Appleby… Da una parte il fascino romantico di un raduno gipsy. Un po’ Woodstock in declinazione cavalli. Senza regole o, in realtà, con regole diverse. Dall’altra il rigore del rispetto della proprietà come solo i britannici lo sanno esprimere. Con una cultura equestre raffinata e attenta alla forma oltre che alla sostanza.
Due universi che una volta all’anno si incontrano alla fiera di Appleby in un evento che si fa risalire a un editto di re Giacomo del 1685 e che si ripete spontaneamente da circa 200 anni. Dove i due mondi raramente trovano una condivisione senza recriminazioni.
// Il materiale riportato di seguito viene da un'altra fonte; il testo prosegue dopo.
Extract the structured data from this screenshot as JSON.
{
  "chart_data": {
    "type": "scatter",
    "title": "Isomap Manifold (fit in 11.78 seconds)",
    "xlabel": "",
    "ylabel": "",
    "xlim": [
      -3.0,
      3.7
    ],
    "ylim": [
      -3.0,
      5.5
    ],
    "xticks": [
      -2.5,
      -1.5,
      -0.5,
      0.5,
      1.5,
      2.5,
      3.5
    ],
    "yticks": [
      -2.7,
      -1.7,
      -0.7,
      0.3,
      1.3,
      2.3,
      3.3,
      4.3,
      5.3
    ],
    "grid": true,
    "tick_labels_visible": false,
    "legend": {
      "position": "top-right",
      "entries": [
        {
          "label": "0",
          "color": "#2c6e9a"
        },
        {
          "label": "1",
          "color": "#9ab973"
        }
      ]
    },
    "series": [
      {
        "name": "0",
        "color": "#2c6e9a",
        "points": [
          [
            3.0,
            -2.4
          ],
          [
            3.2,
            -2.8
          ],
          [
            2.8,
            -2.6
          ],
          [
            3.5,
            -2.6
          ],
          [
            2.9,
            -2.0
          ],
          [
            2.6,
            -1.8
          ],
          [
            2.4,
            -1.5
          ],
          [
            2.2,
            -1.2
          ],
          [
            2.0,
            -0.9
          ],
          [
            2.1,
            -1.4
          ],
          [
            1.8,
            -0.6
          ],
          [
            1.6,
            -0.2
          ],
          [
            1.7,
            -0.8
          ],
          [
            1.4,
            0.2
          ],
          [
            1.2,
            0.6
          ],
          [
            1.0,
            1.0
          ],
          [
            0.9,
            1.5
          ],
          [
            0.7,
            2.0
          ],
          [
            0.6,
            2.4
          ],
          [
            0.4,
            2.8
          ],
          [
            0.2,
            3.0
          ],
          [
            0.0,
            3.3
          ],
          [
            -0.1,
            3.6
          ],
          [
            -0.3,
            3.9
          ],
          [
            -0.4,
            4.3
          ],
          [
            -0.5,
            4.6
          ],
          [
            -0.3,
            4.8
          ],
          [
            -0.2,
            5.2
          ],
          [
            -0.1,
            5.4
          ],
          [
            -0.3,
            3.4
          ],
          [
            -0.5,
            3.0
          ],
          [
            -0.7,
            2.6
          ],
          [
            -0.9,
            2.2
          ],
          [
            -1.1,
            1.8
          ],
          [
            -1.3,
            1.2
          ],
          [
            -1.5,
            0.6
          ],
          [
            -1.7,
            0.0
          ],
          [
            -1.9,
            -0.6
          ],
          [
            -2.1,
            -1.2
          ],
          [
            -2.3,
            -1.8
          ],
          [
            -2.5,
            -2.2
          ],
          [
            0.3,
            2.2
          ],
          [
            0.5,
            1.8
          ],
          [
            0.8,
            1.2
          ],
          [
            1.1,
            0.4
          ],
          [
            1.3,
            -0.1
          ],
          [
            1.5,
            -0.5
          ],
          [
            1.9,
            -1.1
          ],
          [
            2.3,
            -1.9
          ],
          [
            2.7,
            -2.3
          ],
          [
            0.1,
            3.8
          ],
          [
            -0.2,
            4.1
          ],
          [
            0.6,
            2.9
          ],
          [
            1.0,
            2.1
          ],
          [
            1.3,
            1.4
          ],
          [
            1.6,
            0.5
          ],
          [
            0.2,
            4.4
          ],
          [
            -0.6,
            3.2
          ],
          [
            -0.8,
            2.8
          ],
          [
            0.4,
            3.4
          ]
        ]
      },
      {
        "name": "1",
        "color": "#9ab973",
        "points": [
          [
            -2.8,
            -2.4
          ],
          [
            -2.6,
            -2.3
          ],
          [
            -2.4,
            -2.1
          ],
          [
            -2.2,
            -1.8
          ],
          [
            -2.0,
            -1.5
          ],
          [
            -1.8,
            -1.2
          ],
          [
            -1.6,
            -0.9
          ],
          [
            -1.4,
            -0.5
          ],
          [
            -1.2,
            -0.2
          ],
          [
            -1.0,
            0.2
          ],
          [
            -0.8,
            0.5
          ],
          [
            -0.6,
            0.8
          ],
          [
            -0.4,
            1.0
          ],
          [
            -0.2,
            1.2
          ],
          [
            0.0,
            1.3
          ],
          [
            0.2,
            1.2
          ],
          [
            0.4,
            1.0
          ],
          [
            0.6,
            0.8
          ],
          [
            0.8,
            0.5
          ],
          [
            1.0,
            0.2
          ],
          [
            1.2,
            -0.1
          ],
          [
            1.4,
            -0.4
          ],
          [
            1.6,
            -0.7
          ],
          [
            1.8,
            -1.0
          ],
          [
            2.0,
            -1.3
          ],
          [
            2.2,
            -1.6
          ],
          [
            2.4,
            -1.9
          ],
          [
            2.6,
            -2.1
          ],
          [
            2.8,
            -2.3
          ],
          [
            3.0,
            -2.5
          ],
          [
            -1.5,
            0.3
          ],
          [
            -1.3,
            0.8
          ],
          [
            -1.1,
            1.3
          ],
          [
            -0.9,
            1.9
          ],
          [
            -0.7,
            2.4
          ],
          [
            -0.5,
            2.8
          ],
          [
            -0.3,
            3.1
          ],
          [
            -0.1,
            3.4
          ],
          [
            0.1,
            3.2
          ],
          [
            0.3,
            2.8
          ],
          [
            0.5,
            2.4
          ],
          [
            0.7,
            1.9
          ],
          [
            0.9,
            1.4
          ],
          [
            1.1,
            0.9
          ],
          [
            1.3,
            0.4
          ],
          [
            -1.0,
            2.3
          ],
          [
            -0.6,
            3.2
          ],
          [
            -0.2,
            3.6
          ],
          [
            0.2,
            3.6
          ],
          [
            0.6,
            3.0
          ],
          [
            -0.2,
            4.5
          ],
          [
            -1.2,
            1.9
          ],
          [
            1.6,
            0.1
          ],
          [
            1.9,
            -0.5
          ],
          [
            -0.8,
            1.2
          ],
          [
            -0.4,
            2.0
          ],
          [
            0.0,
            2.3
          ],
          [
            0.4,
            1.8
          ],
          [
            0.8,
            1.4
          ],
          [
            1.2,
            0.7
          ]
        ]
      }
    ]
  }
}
Quest’anno non c’è stata eccezione.
Migliaia di persone – fonti ufficiali parlano di circa 15mila -, moltissime a cavallo o con i wagon trainati dai loro gipsy vanner si sono dati appuntamento nella cittadina del Cumbria e hanno dato vita a un evento strepitoso per alcuni. Una scellerata riunione per altri.
Il tema della cultura dei caminanti e dei tinkers è sicuramente un focus.
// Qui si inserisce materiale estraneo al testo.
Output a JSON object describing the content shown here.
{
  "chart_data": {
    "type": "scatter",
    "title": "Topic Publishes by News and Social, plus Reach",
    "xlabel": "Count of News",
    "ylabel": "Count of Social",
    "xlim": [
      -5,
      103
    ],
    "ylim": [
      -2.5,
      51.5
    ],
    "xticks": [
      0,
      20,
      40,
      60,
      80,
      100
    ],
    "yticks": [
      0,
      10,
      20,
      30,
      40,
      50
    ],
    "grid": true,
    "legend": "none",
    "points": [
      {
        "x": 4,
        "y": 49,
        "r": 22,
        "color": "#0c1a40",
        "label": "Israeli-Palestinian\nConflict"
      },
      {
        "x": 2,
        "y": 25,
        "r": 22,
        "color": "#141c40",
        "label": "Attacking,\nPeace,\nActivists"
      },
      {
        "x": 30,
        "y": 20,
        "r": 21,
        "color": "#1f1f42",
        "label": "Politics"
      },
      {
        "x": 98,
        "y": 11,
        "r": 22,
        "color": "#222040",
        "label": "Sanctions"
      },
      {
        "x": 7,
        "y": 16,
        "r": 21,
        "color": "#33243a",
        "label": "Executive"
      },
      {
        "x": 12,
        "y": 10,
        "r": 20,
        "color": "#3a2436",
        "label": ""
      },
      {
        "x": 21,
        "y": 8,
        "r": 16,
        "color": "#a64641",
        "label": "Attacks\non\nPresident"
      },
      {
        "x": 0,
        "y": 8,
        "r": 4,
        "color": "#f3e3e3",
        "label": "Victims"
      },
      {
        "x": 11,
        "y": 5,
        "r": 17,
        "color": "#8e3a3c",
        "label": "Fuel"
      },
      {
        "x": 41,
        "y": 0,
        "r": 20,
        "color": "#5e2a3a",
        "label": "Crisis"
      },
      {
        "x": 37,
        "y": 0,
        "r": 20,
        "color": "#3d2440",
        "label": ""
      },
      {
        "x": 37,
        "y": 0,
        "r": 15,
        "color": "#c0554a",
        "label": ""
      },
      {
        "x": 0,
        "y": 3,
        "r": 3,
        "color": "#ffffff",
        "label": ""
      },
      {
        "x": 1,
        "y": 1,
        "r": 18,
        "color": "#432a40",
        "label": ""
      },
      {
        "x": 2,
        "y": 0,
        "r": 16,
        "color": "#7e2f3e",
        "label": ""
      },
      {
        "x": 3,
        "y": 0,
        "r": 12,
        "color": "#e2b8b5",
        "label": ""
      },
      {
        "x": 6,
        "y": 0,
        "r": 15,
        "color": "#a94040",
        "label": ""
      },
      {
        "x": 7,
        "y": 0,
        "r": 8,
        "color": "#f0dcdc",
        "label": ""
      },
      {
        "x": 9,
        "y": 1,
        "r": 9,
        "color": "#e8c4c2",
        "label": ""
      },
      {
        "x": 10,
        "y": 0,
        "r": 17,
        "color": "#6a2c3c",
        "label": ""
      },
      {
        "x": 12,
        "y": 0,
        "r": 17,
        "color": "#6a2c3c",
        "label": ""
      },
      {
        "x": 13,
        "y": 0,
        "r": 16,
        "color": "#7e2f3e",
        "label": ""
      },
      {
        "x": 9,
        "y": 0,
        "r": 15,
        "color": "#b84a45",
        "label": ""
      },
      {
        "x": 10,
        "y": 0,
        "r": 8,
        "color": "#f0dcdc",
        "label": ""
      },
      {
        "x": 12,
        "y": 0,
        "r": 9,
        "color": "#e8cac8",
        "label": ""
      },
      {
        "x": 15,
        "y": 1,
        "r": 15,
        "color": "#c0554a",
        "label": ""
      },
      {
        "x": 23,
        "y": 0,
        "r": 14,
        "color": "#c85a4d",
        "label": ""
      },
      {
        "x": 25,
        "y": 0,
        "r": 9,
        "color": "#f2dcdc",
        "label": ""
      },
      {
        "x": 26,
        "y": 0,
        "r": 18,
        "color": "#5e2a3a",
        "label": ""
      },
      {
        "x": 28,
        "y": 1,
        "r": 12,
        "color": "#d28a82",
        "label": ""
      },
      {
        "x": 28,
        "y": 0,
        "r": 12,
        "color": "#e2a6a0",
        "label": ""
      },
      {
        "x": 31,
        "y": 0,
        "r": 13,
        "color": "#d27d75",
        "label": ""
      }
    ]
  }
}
Il loro modo tradizionale di concepire i cavalli – con quella cultura fatta di passaparola di padre in figlio – è un altro punto.

In entrambi i casi, tutto contrasta con molti dei principi che governano la società britannica e la cultura più prettamente ‘estabishment’ della gestione moderna e del rispetto dei cavalli.
Secondo molti, il sapere equestre dei gipsy non sposa i più moderni criteri di benessere animale. Secondo altri rispecchia la natura più autentica e meno umanizzata dei cavalli. Quella cioè meno adulterata dall’uomo.
Ognuno ha a propria posizione ma ciò non derime il dibattito.
La fiera di Appleby è sicuramente un retaggio tradizionale importante per una comunità molto numerosa. I gipsy hanno una storia equestre antichissima. E indubbiamente l’evento crea – al di là del colore – un gran movimento nel piccolo paese britannico.
Però… accanto alle decine di cavalieri e amazzoni che fanno il tradizionale bagno con i cavalli nel fiume ci sono aspetti della fiera assai meno coreografici e difficili da argomentare.

Il raduno non-organizzato di Abbleby è la principale attività annuale per la polizia del luogo. Quest’anno ci sono stati 123 arresti per vari reati, tra i quali il classico drink&drug&drive e un caso di un pugno dato a un cavallo. Sono state elevate 370 multe. Requisiti 12 veicoli, tra rubati, privi di assicurazione e lasciati in luoghi pericolosi. E i vigili del fuoco hanno dovuto intervenire per spegnere il pericoloso incendio di un piccolo caravan proprio nel cuore del campo che avrebbe potuto trasformare la festa in tragedia.
La Royal Society for the Prevention of Cruelty to Animals (RSPCA), ente di tutela molto attivo in Gran Bretagna, ha eseguito 372 interventi durante la Fiera, dato migliore rispetto all’anno scorso, quando erano stati eseguiti 438 interventi.

Nei 372 interventi, l’RSPCA ha emesso 18 richiami ufficiali, prelevato, trattato e restituito ai proprietari 14 cavalli, due dei quali sono sotto monitoraggio. Altri 6 cavalli sono stati semplicemente abbandonati e presi in carico dall’associazione. Due cavalli, seppur con il consenso dei proprietari, hanno dovuto essere sottoposti a eutanasia in quanto la loro condizione di salute è risultata irrecuperabile.
E tutto ciò, francamente è davvero poco romantico…
1.307 roulotte e carri presenti sono sicuramente una massa critica da fronteggiare, ma una festa equestre tradizionale merita di lasciare dietro di sé qualcosa di diverso da quello che ha testimoniato la stampa britannica.
E forse è venuto anche il momento che l’antica tradizione gipsy faccia qualche aggiornamento. A beneficio dei cavalli.